Google DeepMind Researchers successfully trained 20-inch tall humanoid robots to play 1v1 soccer matches using a deep reinforcement learning approach. With the help of this, the robots learned to run, kick, block, get up from falls, and score goals without the need for any manual programming.
Soccer players have to master a range of dynamic skills, from turning and kicking to chasing a ball. How could robots do the same? ⚽
— Google DeepMind (@GoogleDeepMind) April 11, 2024
We trained our AI agents to demonstrate a range of agile behaviors using reinforcement learning.
Here’s how. 🧵 https://t.co/RFBxLG6SMn pic.twitter.com/4B4S2YiVLh
Robots Soccer Training Approach
Researchers at Google DeepMind have designed a technique to train low-cost off-the-shelf bipedal robots to play multi-robot soccer well beyond the level of agility and fluency that is intuitively expected from this type of robot. They used a deep reinforcement learning-based (RL) approach and performed their tests on the widely available Robotis OP3 robots.
The researchers explained that generating robust motor skills in bipedal robots is a challenging task because of the inability of current control methods to generalize to specific tasks. The researchers utilized a deep RL technique to control the body of the Robotis OP3 robots thus allowing them to play one-on-one matches.
With the help of the training method, they aimed at making robots learn a wide variety of tasks such as walking, kicking, getting up from a fall, scoring goals, and defending. They divided the training pipeline into two stages:
They first trained two separate skill policies: one for getting up from the ground and another for scoring a goal against an untrained opponent.

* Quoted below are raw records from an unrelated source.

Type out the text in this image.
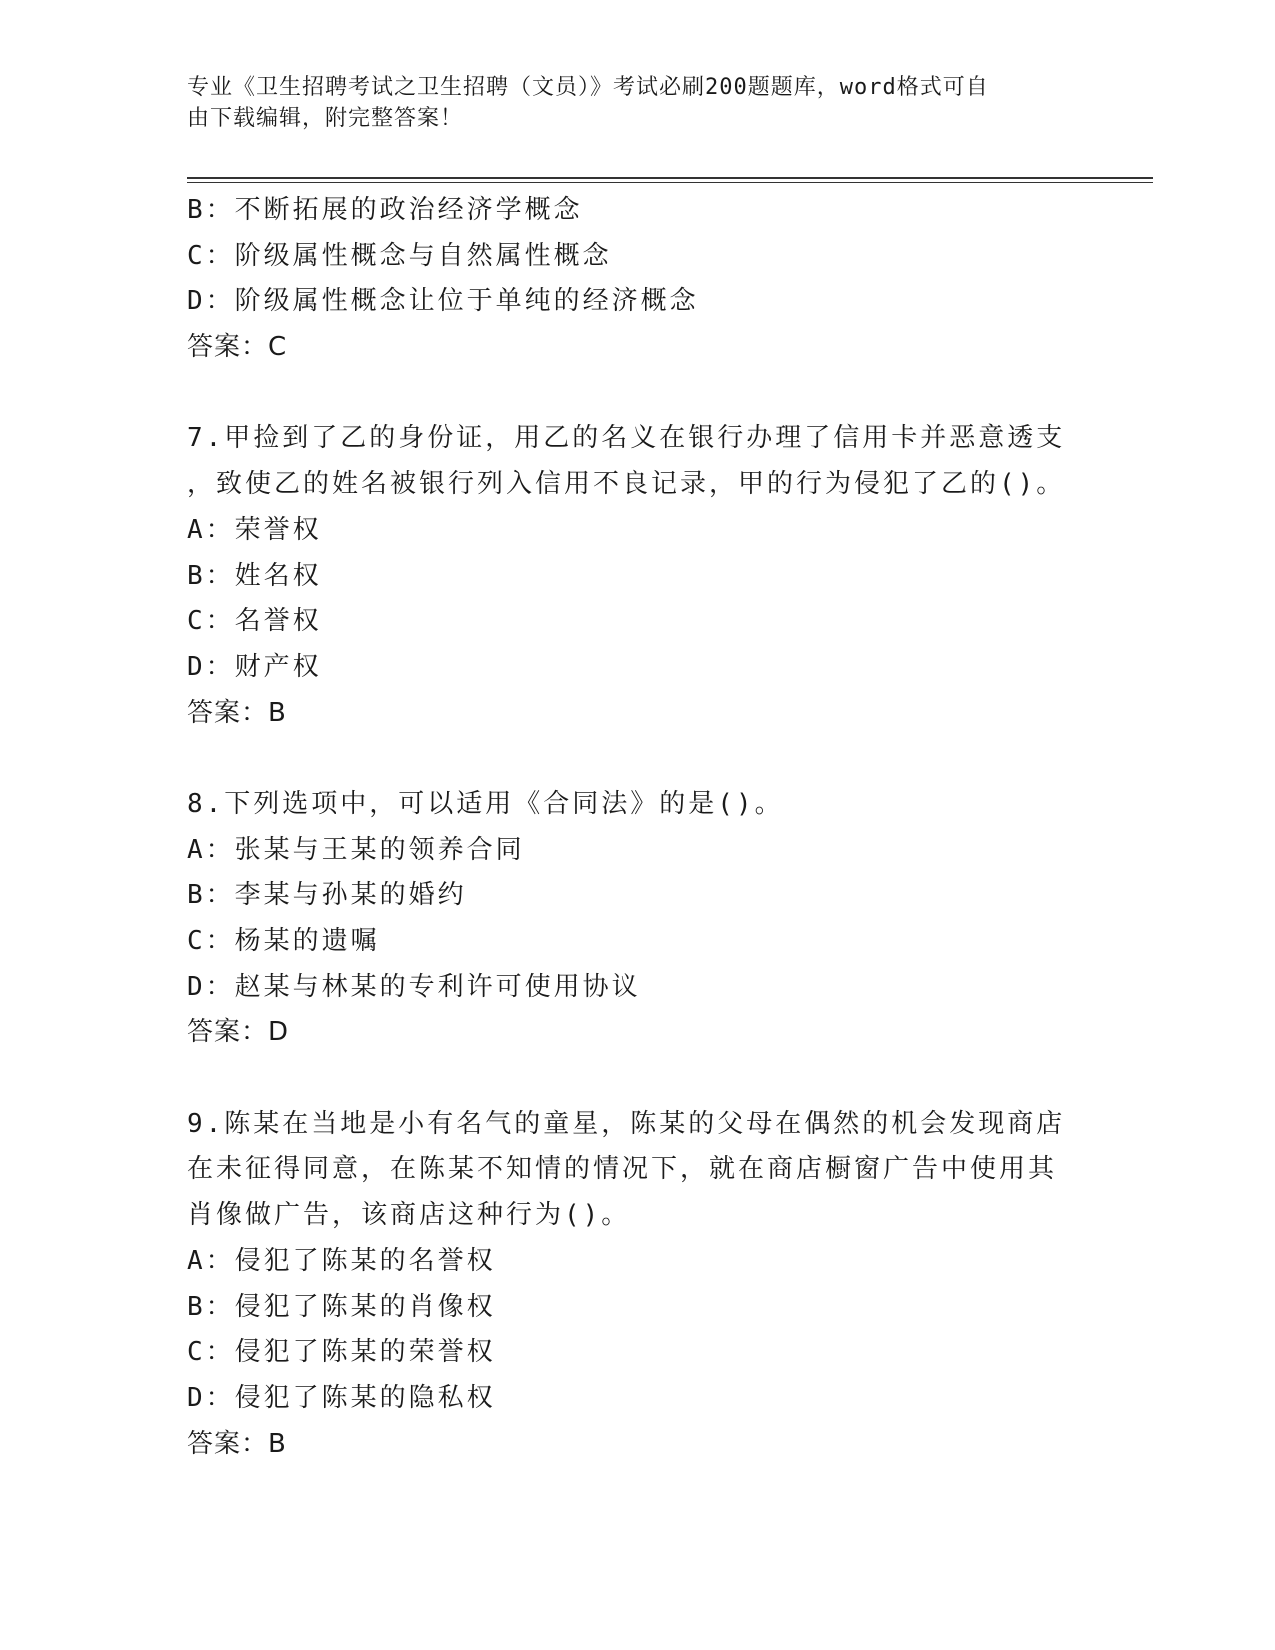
专业《卫生招聘考试之卫生招聘（文员）》考试必刷200题题库，word格式可自
由下载编辑，附完整答案！
B：不断拓展的政治经济学概念
C：阶级属性概念与自然属性概念
D：阶级属性概念让位于单纯的经济概念
答案：C
7.甲捡到了乙的身份证，用乙的名义在银行办理了信用卡并恶意透支
，致使乙的姓名被银行列入信用不良记录，甲的行为侵犯了乙的()。
A：荣誉权
B：姓名权
C：名誉权
D：财产权
答案：B
8.下列选项中，可以适用《合同法》的是()。
A：张某与王某的领养合同
B：李某与孙某的婚约
C：杨某的遗嘱
D：赵某与林某的专利许可使用协议
答案：D
9.陈某在当地是小有名气的童星，陈某的父母在偶然的机会发现商店
在未征得同意，在陈某不知情的情况下，就在商店橱窗广告中使用其
肖像做广告，该商店这种行为()。
A：侵犯了陈某的名誉权
B：侵犯了陈某的肖像权
C：侵犯了陈某的荣誉权
D：侵犯了陈某的隐私权
答案：B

For the get-up skill, they used a sequence of target poses to bias the policy towards a stable and collision-free trajectory. For the soccer skill, the agent was trained to score as many goals as possible against an untrained opponent.
In the second stage, these skills were distilled into a single agent, which was then trained using self-play, where the opponent was drawn from a pool of partially trained copies of the agent itself.

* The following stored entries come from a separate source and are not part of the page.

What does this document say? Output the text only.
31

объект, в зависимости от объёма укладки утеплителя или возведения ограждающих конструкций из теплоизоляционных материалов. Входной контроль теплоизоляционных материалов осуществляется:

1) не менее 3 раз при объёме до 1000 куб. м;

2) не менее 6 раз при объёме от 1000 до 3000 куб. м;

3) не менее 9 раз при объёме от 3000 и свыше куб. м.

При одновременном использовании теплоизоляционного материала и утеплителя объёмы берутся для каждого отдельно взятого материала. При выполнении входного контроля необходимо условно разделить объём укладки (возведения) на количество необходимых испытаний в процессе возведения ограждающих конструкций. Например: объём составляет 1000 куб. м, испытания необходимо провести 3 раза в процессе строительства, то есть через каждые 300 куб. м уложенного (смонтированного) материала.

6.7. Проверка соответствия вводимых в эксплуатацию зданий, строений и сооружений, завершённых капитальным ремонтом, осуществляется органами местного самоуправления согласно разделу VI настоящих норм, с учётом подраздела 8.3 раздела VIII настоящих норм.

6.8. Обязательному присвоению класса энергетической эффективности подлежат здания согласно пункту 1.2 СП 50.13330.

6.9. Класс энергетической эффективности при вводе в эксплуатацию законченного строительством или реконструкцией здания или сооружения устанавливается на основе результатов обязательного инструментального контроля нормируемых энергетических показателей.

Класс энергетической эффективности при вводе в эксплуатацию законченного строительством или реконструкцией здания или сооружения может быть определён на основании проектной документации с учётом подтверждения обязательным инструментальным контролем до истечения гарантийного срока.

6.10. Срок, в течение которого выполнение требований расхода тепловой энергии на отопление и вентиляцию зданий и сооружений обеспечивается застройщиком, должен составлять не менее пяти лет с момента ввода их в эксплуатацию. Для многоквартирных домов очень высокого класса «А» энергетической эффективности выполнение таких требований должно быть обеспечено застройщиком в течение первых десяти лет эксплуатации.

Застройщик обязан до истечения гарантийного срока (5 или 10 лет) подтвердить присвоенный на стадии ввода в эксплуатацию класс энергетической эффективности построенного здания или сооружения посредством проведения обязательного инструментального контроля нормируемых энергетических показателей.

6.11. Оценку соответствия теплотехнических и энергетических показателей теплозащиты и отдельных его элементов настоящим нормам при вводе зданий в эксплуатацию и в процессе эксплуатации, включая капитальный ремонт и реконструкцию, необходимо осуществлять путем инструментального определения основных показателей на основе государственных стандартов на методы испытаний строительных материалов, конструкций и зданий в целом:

During this stage, the agent played against increasingly stronger opponents, which were sampled from a pool of partially trained copies of the agent itself (self-play).
They used policy distillation to enable the agent to learn from the skill policies, regularizing the agent’s policy towards the relevant skill policy depending on the agent’s state.
This allowed the agent to integrate previously learned skills, refine them for the complete soccer task, and anticipate the opponent’s actions. They utilized various techniques such as shaping rewards, domain randomization, and random perturbations to enhance exploration and ensure safe transfer to real robots.
To improve the robustness of the policies and facilitate safe transfer to real robots, the researchers employed techniques such as domain randomization, perturbations during training, and shaping reward terms.
The robots were trained in a simulated environment using the MuJoCo physics engine and then the resulting policy was directly deployed on real Robotis OP3 miniature humanoid robots without any fine-tuning.
Here are The Results
The trained robots exhibited impressive performance in real-world tests. They outperformed specialized manually designed controllers in key behaviours such as walking (181% faster), turning (302% faster), getting up (63% less time), and kicking (34% faster with a run-up approach). T
The robots also demonstrated opponent awareness, adaptive footwork, and the ability to quickly recover from falls:
Our players were able to walk, turn, kick and stand up faster than manually programmed skills on this type of robot. 🔁
— Google DeepMind (@GoogleDeepMind) April 11, 2024
They could also combine movements to score goals, anticipate ball movements and block opponent shots – thereby developing a basic understanding of a 1v1 game. pic.twitter.com/1Bty4q9tDN
During 1v1 soccer matches, the robots showcased a variety of emergent behaviours, including agile movements, recovery from falls, object interaction, and strategic behaviours such as defending and protecting the ball with their bodies.
Remarkably, these robots exhibited higher speed compared to those controlled by traditional scripted methods, indicating the potential utility of this framework for orchestrating more intricate interactions among multiple robots.
They smoothly transitioned between different behaviours and adapted their tactics based on the game context. This approach enabled emergent behaviours to be discovered and optimized for specific contexts, allowing the agent to learn and adapt more effectively.
The results showed that pretraining separate soccer and get-up skills was crucial for success, as attempting to learn end-to-end without these separate skills led to suboptimal solutions. By using a minimal set of pre-trained skills, they simplified reward design, improved exploration, and avoided poor locomotion outcomes.
The ability of the robots to learn and adapt to various complicated situations, combine different skills, and make strategic decisions during soccer gameplay highlights the potential of deep reinforcement learning in the field of AI-based robotics.
Such an approach leads to advancements in the development of general robots, rather than training them for specific tasks.
Google Deepmind team is also working on the TacticAI System that provides experts with tactical insights mainly on corner kicks.
Conclusion
The success achieved by researchers at Google DeepMind marks a significant step forward in the creation of intelligent autonomous robots. The deep reinforcement learning approach to training, combined with techniques like domain randomization and self-play, can enable robots to learn complex tasks and adapt to dynamic environments.